Just before spring break, my advanced fiction writing professor reminded us about a large, cumulative author study project due mid-April. Because I was preparing to spend break on a study away instead of home, I went into what I’ve come to fondly refer to as “panic mode”– I took one look at the assignment sheet, saw about 15 different sources we were supposed to have in an annotated bibliography to supplement our 2-3 page report, and promptly felt my face flush, my palms sweat, and my brain get fuzzy. How was this going to get done?
Panic mode results from my tendency to look at projects through an enormous-end-result lens rather than little-steps-to-get there lens. I’ve experienced prolonged bouts of panic mode this semester because I’m trying to balance six classes, two clubs, two club committees, community service, launching a college-wide peer mentor program, miscellaneous odds and ends, and that whole growing-up thing… the little things that add up over the course of the semester don’t seem so little when I’m looking at everything they need me to be doing. So, I panic. Sometimes a little, sometimes a lot. Boyfriend has endured many frantic phone calls and texts in which he reassures me that I can get through it (even if I’m insisting that there’s no possible way I’m getting through the next week, let alone next semester).

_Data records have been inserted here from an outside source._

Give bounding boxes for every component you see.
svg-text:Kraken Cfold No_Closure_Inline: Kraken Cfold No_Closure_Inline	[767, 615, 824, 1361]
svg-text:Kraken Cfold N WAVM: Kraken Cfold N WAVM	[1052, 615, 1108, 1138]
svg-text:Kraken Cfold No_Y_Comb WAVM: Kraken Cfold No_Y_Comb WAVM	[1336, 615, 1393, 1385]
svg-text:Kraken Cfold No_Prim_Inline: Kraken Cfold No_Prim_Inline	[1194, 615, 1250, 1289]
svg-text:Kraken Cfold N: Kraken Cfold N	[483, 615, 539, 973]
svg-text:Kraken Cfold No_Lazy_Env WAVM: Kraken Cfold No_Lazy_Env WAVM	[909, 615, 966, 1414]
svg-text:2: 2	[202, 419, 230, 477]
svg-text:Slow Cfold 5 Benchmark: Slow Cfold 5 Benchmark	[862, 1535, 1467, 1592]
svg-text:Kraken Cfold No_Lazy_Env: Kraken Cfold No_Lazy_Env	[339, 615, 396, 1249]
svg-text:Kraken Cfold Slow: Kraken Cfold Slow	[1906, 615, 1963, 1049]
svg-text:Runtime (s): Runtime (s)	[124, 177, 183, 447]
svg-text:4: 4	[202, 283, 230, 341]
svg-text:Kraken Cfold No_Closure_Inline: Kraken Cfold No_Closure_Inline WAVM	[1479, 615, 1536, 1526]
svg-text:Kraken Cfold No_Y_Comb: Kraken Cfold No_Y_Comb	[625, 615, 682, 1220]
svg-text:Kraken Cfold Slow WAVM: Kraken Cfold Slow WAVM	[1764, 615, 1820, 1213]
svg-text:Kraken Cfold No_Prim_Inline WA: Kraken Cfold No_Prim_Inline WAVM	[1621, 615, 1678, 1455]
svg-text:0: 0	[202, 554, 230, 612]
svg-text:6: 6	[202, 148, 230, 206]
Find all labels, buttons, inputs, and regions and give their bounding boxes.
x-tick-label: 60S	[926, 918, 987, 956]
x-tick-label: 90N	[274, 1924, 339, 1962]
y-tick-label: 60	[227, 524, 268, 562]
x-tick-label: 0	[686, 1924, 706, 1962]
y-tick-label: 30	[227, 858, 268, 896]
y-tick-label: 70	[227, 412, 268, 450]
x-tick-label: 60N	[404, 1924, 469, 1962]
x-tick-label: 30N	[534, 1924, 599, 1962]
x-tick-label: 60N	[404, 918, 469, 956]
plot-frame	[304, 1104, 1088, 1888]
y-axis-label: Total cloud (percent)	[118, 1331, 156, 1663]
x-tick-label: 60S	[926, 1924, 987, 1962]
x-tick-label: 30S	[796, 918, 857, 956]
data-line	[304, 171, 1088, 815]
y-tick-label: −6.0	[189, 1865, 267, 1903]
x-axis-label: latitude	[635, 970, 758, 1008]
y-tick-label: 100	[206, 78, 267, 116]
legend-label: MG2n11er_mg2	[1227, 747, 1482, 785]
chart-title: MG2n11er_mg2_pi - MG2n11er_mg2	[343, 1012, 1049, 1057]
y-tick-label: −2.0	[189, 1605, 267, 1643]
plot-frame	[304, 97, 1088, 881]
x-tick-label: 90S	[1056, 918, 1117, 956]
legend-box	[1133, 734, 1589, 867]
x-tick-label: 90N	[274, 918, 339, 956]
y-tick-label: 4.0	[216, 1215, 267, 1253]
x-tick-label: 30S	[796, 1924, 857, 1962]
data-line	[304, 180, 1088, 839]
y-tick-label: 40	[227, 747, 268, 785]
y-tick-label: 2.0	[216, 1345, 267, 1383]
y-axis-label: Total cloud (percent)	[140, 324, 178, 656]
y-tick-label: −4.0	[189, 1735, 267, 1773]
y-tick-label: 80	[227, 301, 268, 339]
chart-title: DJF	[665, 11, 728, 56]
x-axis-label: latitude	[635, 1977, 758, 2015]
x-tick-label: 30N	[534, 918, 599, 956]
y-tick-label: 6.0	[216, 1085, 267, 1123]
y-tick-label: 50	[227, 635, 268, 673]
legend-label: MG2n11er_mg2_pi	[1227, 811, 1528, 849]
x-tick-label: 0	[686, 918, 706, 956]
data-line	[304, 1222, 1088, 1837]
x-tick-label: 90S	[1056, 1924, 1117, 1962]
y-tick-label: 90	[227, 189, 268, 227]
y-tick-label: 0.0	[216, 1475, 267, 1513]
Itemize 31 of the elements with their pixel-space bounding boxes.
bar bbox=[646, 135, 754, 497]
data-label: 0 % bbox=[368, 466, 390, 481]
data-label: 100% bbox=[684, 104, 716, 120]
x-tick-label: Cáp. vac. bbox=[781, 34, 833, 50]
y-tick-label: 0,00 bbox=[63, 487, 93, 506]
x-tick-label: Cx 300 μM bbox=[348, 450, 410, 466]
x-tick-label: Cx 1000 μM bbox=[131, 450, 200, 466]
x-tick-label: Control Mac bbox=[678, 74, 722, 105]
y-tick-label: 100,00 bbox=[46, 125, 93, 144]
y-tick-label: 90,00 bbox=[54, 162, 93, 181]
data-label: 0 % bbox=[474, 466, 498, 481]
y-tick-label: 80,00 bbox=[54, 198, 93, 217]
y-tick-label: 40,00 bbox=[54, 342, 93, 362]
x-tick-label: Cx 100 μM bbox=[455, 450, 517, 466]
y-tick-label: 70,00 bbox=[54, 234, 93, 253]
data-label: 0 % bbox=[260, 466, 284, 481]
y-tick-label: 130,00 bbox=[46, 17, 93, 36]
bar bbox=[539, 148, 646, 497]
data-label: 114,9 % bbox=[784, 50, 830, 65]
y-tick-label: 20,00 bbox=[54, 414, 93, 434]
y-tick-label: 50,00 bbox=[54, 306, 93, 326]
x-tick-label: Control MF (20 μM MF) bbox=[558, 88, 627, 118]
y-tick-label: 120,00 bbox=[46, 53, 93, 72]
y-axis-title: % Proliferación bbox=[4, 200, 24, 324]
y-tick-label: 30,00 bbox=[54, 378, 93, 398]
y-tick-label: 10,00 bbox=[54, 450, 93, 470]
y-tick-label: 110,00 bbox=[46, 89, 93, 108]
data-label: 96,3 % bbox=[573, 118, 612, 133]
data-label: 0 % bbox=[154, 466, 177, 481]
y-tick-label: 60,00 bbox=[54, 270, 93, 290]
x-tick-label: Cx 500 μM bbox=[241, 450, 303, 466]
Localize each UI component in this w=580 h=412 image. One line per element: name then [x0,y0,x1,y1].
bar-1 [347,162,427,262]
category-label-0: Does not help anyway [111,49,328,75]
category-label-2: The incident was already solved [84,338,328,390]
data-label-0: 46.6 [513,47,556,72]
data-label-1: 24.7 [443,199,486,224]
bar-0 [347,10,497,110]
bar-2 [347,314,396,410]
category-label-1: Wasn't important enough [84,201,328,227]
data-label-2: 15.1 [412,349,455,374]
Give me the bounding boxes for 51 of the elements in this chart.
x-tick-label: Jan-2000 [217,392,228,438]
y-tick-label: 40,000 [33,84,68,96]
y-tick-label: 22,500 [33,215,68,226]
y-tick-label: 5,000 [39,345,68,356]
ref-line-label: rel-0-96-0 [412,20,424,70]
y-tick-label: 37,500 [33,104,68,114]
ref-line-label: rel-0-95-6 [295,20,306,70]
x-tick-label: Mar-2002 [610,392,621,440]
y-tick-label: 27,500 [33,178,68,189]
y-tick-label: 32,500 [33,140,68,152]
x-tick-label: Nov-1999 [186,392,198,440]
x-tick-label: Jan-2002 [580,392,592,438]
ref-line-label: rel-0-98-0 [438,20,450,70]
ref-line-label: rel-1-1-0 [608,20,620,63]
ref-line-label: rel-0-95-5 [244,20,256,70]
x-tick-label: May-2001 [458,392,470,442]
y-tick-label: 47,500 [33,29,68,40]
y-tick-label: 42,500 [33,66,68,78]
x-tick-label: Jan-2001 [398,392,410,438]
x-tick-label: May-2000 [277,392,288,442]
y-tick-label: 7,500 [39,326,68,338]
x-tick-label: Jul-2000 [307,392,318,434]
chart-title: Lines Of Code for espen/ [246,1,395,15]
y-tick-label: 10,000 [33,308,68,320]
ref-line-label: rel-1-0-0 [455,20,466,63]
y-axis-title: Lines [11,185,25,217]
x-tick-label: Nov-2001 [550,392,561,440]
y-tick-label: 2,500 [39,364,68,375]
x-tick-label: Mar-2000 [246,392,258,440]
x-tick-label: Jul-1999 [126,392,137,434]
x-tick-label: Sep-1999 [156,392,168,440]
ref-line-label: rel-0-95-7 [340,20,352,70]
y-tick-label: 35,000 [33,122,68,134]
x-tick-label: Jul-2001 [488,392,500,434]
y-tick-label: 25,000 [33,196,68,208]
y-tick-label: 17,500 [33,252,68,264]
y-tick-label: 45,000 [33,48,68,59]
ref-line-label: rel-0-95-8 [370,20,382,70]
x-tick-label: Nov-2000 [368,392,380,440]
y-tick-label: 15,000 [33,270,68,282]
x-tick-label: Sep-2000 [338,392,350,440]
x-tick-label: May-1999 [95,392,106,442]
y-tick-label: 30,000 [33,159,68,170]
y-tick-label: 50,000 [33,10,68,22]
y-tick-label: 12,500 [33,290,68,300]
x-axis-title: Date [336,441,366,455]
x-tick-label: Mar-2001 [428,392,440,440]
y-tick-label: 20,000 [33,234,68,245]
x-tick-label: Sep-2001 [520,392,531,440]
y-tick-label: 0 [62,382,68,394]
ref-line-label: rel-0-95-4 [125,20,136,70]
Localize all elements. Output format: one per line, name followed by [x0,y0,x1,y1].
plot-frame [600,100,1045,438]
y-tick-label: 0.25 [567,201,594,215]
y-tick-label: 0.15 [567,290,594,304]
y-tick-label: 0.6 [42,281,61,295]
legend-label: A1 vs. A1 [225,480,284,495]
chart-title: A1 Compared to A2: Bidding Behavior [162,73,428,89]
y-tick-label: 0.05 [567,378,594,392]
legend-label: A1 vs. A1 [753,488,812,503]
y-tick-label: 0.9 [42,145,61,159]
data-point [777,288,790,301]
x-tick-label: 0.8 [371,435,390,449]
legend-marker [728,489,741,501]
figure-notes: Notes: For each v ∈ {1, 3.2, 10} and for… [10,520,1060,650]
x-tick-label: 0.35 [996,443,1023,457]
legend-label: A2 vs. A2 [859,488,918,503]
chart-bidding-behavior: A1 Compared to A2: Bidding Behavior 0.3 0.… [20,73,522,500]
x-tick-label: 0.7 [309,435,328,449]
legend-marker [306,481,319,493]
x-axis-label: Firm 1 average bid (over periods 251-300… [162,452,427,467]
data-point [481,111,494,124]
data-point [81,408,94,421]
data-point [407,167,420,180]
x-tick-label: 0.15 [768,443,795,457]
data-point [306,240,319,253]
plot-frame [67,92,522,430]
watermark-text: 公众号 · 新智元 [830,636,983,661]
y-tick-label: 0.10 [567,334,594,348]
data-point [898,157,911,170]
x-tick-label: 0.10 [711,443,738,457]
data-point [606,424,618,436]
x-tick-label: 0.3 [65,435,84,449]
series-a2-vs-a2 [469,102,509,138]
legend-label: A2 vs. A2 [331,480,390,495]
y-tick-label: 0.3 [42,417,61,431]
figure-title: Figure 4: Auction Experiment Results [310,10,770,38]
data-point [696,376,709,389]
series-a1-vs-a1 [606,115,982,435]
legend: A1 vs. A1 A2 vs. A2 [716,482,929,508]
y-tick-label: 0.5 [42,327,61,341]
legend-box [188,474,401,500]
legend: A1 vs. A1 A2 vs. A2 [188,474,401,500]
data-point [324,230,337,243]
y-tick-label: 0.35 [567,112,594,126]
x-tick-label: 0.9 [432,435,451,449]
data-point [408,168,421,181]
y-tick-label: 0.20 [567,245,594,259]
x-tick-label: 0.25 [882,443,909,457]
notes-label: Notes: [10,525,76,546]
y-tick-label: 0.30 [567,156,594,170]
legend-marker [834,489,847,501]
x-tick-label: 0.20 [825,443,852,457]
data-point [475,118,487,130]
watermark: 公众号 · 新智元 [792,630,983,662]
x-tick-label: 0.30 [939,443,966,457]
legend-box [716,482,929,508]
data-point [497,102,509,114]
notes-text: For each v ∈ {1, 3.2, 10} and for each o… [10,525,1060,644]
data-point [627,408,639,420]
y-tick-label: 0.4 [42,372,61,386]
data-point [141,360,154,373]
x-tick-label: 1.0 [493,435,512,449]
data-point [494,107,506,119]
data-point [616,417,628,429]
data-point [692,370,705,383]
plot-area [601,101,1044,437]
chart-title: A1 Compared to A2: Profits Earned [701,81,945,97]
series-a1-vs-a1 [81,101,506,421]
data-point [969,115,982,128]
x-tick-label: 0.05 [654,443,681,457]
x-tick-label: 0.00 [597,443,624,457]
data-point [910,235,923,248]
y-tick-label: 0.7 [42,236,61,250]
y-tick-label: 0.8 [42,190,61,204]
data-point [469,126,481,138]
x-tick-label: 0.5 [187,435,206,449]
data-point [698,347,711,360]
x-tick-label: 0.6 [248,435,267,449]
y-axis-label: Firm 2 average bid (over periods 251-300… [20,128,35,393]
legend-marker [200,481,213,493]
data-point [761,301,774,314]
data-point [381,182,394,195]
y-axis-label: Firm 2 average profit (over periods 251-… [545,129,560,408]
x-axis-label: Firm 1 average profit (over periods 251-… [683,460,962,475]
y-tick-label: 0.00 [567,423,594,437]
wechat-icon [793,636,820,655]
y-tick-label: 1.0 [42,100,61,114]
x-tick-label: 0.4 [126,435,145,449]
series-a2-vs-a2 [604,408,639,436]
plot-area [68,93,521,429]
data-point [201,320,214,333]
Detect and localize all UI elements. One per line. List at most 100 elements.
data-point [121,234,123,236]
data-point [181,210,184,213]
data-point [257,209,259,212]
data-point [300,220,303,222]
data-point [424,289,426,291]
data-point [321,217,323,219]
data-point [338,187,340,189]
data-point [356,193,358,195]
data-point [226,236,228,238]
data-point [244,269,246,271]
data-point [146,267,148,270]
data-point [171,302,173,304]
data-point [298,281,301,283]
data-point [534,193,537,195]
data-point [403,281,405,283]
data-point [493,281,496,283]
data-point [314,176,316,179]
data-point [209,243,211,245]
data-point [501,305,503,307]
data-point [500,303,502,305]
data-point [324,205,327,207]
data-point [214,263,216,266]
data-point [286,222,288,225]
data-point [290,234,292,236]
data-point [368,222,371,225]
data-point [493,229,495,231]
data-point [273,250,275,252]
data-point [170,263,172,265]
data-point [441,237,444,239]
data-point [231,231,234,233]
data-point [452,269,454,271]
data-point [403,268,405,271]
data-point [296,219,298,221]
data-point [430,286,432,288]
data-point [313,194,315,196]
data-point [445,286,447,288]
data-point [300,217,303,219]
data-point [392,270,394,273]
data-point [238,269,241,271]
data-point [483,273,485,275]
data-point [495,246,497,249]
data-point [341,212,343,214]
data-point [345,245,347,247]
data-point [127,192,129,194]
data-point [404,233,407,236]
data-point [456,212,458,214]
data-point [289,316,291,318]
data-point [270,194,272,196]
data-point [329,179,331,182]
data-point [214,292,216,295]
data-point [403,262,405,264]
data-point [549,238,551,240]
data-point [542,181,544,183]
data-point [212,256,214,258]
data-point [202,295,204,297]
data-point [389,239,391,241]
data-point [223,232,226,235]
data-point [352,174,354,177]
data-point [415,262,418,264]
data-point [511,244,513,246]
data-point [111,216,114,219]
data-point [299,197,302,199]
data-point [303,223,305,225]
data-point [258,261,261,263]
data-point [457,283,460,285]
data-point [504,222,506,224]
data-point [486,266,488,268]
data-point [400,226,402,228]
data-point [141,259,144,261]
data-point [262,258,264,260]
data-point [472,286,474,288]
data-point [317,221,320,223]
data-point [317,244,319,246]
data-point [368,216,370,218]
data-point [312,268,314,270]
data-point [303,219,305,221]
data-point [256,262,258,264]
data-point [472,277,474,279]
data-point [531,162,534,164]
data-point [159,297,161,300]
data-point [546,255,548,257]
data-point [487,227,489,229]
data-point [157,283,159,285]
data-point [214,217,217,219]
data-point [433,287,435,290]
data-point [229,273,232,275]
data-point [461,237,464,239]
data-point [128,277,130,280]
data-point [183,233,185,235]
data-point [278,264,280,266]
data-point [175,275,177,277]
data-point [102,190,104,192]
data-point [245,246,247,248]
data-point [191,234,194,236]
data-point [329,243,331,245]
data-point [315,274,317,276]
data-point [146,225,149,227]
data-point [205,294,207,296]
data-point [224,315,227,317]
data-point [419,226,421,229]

Panic isn’t the most effective coping mechanism when confronted with an overwhelming schedule, and it usually doesn’t take too long for me to realize this (yes, generally with the help of Boyfriend who has a clearer perspective because he’s not the one staring at my 15 point to-do list). Phase two is “plan mode,” in which I look at the tasks at hand and the calendar space allotted for each one and figure out how they fit together. Before I left for LA, I hadn’t reached plan mode for my author study, but after finishing the first of three required novels on a particularly productive plane ride, I felt just enough relief to believe in my productive capabilities. Once break ended and I was home once again, I had each part of the project broken down into manageable sections… it didn’t feel like a crazy, terrifying project. Now, it was just a compilation of daily reading assignments.
Just about a year ago, I got my first tattoo (with my mother, which is a story for another day). I got an elephant for the same reason my dad keeps a picture of one in his office– to remind myself that most tasks are achievable with a little persistence and planning. The idea is that you can’t eat a whole elephant in one bite, but you can break it down into parts and eat it little by little. It’s a weird metaphor, but it reminds me that when the big picture gets overwhelming, I can look at the parts that make up the big picture and tackle those one at a time.
Panic mode Katlyn can be a little forgetful about the weird elephant metaphor, but plan mode Katlyn whips her into shape fast, sometimes with enough time in between for an episode (or two) of something on Netflix. It never takes too long for me to be busy, and sometimes I look at the elephant that is everything I want to do and get a little scared– elephants are kind of big and a little intimidating! But a elephant trunk is quite a bit smaller than the whole thing, and so is an elephant foot and so is an elephant toe. It’s important for us all to remember that the elephant is fully available as a meal if you start with the trunk and end with the the toes.